Fimela.com, Jakarta Setiap keluarga memiliki banyak kisah dan makna tersendiri. Baik kisah bahagia maupun kisah yang berurai air mata. Kisah tentang orangtua, saudara, atau kerabat dalam keluarga. Ada makna dan pelajaran yang bisa dipetik dari setiap kisah yang kita miliki dalam keluarga. Melalui Lomba My Family Story ini Sahabat Fimela bisa berbagai kisah tentang keluarga.
BACA JUGA
Advertisement
***
Oleh: Lidia Ita
Beberapa saat yang lalu, aku menonton film “Nanti Kita Cerita Tentang Hari Ini”. Awalnya tidak tertarik, namun setelah sampai pada awal masalah, wah aku meneteskan air mata. Hingga akhir cerita. Kenapa? Aku rasa ada beberapa hal yang relate dengan kehidupanku.
Satu, aku anak pertama dari tiga bersaudara. Seperti yang terjadi di film, anak pertama diberikan tanggung jawab lebih oleh orang tuanya. Terutama tanggung jawab atas adik adiknya. Aku rasa aku belum siap.
Aku baru saja masuk tahun kedua di universitas negeri di kotaku. Dari SMA aku tinggal di pesantren hingga saat ini pun aku tinggal di asrama. Jauh dari orang tua. Maka dari itu, bagaimana aku bisa menjaga adik adikku jika aku saja tinggal jauh. Tentu saja masih minta uang jajan dari orang tua. Belakangan ini sempat kepikiran, "Haruskah aku menghasilkan uang jajan sendiri? Tapi dari mana?”
Kedua, aku mempunyai adik laki laki berusia 14 tahun. Dia juga tinggal di pesantren, tetapi tidak jauh dari rumah. Sebagai anak laki laki paling besar, aku rasa dia paling mengerti untuk mengurus dirinya sendiri. Bahkan menurutku dia yang paling bisa diandalkan. Kadang kali pernah terpikirkan kenapa dia sangat nakal? Apa ini normal untuk anak laki-laki? Karena di antara kami, dia yang sering kena marah orang tua. Namun, aku tahu jika harapan terbesar orang tuaku di dia. Ini tidak seperti yang diceritakan di film bukan? Yang cenderung dilupakan atau bahkan menganggap dia sudah hilang.
Advertisement
Dulu Pernah Terasa Begitu Dekat
Ketiga, adikku yang ketiga baru masuk TK tahun ini. Ya, memang jauh jarak umur denganku. Aku memiliki adik waktu itu sudah SMP kelas 2. Anak bontot, begitu disebutnya. Terlalu dimanjakan? Ya. Ini itu dibelikan. Paling ngeyel? Ya. Dia bahkan susah untuk diajak belajar. Main terus mau nya. Nggak apa-apa itu wajar, masih kecil, batinku. Tapi nanti misalkan dia nggak mau belajar siapa yang disalahkan? Aku. Dia sering kabur waktu disuruh tidur siang. Yang disalahin siapa? Aku. Kalau dia main kejauhan siapa yang dimarahin? Aku. Kadang jengkel, tapi ya gimana lagi. Pernah terpikir buat bilang jangan ngrepotin aku. Tapi itu bukan hal yang pantas buat diucapkan. Ingat lagi kalau aku anak pertama, anak yang paling bertanggung jawab atas adik adiknya.

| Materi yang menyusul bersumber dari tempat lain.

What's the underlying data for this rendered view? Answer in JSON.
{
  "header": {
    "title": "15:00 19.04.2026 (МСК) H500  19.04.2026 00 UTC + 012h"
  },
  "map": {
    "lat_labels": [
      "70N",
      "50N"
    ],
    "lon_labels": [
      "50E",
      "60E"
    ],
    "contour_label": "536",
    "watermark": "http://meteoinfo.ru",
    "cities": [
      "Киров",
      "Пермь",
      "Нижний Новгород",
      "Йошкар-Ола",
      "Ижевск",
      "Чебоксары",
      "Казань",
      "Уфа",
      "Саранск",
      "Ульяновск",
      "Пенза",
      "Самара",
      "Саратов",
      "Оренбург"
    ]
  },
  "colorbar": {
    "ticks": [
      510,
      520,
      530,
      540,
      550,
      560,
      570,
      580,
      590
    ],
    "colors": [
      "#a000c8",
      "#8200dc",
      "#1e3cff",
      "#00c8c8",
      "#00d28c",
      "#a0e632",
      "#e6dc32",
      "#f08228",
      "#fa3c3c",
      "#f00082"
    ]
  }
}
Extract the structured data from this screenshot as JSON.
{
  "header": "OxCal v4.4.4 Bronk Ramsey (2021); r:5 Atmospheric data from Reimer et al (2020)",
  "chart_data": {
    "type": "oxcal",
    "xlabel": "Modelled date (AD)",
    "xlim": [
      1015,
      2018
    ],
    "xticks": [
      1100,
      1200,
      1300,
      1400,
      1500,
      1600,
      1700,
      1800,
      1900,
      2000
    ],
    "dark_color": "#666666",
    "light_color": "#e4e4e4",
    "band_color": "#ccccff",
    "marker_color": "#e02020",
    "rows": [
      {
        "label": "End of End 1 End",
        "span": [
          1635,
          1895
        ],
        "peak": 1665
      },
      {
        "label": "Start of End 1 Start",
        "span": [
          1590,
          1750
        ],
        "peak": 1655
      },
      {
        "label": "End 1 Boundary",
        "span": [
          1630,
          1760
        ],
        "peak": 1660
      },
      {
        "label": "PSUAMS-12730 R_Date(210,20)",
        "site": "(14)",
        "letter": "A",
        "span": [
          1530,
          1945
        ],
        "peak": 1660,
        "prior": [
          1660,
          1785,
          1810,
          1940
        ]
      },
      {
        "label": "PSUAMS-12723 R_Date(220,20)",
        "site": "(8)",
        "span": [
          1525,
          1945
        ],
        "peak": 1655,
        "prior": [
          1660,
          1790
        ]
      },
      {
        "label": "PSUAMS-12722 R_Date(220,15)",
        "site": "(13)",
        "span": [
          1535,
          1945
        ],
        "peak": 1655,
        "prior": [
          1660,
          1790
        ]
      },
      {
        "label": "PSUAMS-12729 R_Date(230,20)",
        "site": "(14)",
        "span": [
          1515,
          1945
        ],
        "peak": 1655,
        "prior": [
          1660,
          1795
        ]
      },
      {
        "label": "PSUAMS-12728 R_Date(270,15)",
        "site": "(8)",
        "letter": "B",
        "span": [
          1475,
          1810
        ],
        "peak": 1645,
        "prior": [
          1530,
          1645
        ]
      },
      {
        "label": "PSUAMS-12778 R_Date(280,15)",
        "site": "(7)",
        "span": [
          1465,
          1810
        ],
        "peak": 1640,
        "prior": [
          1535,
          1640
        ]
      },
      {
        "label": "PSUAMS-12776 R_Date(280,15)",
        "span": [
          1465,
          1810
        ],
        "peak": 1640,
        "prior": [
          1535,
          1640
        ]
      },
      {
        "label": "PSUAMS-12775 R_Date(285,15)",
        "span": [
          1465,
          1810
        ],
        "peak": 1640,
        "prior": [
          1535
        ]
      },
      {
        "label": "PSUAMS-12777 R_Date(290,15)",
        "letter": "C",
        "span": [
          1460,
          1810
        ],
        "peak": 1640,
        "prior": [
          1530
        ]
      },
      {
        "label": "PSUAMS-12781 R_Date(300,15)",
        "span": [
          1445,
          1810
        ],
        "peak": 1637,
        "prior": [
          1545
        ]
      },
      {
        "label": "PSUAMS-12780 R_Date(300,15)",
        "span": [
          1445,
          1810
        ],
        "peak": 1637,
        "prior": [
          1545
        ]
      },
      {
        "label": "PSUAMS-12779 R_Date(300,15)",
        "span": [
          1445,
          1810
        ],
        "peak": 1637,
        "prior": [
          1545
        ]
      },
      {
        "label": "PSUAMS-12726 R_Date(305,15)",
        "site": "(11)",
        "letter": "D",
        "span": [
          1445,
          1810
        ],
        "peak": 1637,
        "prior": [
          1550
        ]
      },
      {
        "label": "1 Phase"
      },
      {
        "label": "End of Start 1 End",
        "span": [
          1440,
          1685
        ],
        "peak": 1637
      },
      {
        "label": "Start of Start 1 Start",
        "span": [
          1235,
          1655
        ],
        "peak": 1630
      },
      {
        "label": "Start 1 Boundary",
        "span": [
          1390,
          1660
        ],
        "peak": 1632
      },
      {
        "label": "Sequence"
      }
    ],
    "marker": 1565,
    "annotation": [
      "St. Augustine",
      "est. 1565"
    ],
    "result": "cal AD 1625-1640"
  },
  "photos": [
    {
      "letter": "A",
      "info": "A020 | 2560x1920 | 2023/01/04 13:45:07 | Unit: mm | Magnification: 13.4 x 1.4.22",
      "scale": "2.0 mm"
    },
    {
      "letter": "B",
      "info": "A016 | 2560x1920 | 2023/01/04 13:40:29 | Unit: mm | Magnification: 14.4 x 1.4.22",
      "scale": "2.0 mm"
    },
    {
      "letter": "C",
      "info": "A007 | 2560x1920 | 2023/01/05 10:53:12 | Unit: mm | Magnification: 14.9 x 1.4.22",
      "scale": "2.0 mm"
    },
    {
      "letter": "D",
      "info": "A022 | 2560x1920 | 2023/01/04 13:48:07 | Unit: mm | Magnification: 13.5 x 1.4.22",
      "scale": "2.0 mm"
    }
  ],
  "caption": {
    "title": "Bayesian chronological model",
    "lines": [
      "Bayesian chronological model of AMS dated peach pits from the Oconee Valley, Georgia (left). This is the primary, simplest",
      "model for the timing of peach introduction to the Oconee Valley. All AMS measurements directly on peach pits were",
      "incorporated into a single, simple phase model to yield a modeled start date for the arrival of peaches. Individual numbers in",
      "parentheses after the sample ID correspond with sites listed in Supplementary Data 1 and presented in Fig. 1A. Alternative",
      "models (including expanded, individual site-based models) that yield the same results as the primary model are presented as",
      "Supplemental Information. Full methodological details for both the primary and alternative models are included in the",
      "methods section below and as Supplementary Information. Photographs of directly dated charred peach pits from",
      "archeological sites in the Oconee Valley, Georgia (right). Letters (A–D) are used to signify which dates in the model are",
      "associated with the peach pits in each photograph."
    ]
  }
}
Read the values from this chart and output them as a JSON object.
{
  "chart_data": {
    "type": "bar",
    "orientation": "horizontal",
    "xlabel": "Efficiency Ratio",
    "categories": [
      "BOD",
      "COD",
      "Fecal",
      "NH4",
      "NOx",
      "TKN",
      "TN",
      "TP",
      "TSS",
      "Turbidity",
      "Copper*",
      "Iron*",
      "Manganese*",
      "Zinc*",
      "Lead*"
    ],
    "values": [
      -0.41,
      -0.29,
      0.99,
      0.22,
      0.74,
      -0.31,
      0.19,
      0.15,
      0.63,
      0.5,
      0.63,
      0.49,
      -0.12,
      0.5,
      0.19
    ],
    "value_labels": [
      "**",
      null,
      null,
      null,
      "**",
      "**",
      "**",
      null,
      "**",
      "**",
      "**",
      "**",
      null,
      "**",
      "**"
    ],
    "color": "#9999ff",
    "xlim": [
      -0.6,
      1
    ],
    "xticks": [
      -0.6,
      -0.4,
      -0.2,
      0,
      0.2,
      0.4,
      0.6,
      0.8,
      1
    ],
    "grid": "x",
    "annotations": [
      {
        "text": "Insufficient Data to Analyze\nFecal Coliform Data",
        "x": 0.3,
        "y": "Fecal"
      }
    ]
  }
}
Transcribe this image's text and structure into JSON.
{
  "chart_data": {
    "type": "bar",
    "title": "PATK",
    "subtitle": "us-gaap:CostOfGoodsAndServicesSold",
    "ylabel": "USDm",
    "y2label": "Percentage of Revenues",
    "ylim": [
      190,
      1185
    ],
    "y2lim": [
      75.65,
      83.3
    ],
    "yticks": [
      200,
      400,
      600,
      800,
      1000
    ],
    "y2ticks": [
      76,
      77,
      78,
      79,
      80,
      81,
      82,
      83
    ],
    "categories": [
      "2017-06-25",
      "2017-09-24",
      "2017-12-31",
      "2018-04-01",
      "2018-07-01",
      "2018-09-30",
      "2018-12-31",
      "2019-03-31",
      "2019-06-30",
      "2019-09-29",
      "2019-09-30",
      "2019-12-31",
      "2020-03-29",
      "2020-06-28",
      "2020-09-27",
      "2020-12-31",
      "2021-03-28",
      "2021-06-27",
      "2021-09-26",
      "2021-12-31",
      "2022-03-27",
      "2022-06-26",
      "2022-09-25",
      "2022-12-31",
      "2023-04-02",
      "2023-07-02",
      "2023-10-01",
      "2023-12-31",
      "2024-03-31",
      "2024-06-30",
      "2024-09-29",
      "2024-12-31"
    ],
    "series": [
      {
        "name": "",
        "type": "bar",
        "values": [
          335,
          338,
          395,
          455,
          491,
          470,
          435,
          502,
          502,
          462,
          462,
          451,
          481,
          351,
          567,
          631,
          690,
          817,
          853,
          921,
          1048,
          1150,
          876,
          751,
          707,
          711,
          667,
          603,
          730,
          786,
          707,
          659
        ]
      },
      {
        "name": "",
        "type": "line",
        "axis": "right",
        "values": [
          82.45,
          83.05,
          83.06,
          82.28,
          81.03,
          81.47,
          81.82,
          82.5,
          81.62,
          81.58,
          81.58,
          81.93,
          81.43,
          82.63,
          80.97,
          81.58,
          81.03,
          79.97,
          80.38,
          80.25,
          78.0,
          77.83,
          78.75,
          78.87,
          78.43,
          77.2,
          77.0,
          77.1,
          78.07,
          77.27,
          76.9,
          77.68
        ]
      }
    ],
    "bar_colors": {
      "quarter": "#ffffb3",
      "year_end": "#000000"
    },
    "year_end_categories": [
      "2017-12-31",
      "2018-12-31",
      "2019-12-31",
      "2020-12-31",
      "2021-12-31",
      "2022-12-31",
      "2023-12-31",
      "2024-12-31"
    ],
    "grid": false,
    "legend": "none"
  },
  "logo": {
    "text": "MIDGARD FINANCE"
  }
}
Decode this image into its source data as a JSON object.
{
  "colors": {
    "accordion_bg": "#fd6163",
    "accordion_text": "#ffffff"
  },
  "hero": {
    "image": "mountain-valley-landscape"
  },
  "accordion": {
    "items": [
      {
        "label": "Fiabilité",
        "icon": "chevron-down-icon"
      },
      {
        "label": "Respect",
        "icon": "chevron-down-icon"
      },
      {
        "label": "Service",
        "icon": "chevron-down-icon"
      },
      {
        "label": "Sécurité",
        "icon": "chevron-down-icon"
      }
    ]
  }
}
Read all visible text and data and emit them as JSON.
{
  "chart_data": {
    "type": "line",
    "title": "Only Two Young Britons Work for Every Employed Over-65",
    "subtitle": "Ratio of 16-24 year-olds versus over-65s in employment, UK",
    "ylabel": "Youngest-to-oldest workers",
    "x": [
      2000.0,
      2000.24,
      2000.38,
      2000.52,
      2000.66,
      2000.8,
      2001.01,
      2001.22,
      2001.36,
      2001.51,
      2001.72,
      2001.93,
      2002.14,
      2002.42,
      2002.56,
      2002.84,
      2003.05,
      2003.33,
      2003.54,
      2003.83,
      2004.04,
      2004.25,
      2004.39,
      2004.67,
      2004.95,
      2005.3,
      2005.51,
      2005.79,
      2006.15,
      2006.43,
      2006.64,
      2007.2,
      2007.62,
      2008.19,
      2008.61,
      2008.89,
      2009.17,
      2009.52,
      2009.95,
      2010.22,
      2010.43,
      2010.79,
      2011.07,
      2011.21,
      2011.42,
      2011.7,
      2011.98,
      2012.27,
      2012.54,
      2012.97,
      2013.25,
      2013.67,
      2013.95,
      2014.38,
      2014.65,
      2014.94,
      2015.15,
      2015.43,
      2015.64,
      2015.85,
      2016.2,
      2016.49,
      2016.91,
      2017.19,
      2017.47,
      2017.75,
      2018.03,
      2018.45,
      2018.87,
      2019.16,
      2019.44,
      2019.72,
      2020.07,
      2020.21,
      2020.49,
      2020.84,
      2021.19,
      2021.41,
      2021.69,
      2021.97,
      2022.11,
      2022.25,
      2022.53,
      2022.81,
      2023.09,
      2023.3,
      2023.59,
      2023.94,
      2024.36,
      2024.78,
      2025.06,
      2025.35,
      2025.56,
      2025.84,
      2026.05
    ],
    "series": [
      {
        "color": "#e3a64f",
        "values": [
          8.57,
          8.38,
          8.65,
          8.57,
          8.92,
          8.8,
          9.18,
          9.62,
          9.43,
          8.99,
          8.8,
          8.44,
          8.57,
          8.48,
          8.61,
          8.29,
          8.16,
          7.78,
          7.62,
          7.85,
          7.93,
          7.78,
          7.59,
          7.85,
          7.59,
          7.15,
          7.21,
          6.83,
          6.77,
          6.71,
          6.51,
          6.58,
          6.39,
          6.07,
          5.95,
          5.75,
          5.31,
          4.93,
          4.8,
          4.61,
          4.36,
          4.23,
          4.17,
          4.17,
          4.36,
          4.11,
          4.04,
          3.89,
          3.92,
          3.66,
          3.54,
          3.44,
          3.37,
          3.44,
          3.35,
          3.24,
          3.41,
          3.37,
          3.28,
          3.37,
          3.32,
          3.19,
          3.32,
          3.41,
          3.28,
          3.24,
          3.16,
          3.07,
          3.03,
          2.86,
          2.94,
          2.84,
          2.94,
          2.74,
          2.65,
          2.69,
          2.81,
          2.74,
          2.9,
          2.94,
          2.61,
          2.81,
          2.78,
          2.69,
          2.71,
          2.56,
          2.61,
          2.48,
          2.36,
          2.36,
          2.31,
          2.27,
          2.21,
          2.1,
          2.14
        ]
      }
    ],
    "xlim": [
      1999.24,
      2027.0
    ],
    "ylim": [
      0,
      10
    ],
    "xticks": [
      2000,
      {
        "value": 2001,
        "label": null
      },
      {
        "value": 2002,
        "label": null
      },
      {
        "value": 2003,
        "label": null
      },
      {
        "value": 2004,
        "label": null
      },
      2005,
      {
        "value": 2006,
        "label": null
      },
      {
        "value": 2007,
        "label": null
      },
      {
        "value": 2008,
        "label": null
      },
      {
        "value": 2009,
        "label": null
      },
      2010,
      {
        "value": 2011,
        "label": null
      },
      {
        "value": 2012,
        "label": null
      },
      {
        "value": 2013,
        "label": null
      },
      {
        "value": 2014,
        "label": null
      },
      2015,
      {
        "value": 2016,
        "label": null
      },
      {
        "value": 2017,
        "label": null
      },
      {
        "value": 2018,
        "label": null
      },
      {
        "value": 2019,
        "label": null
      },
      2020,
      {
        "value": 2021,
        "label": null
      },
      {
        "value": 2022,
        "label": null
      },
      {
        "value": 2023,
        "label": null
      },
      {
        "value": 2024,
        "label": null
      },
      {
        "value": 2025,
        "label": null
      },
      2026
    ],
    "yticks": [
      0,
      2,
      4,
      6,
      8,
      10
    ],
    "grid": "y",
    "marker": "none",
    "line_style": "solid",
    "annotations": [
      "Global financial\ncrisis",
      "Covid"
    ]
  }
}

Keempat, banyak pertanyaan muncul kenapa keluargaku tidak seperti keluarga yang lain? Kenapa aku tidak pernah bisa bercerita ke ibu? Kenapa keluargaku jarang terbuka satu sama lain? Kelurgaku cenderung diam seolah bisa mengatasi masalah mereka masing masing. Dulu kami masih sering salat jamaah dan makan malam bersama setelahnya. Tapi sekarang? Jarang sekali. Apa ini karena sudah pada dewasa atau karena aku sudah lama tidak di rumah? Jikalau tidak saling terbuka, maka akan terjadi kesalahpahaman. Ya, seperti itu jika sedang ada masalah lama kelamaan bukan masalah selesai, tapi masalah dilupakan.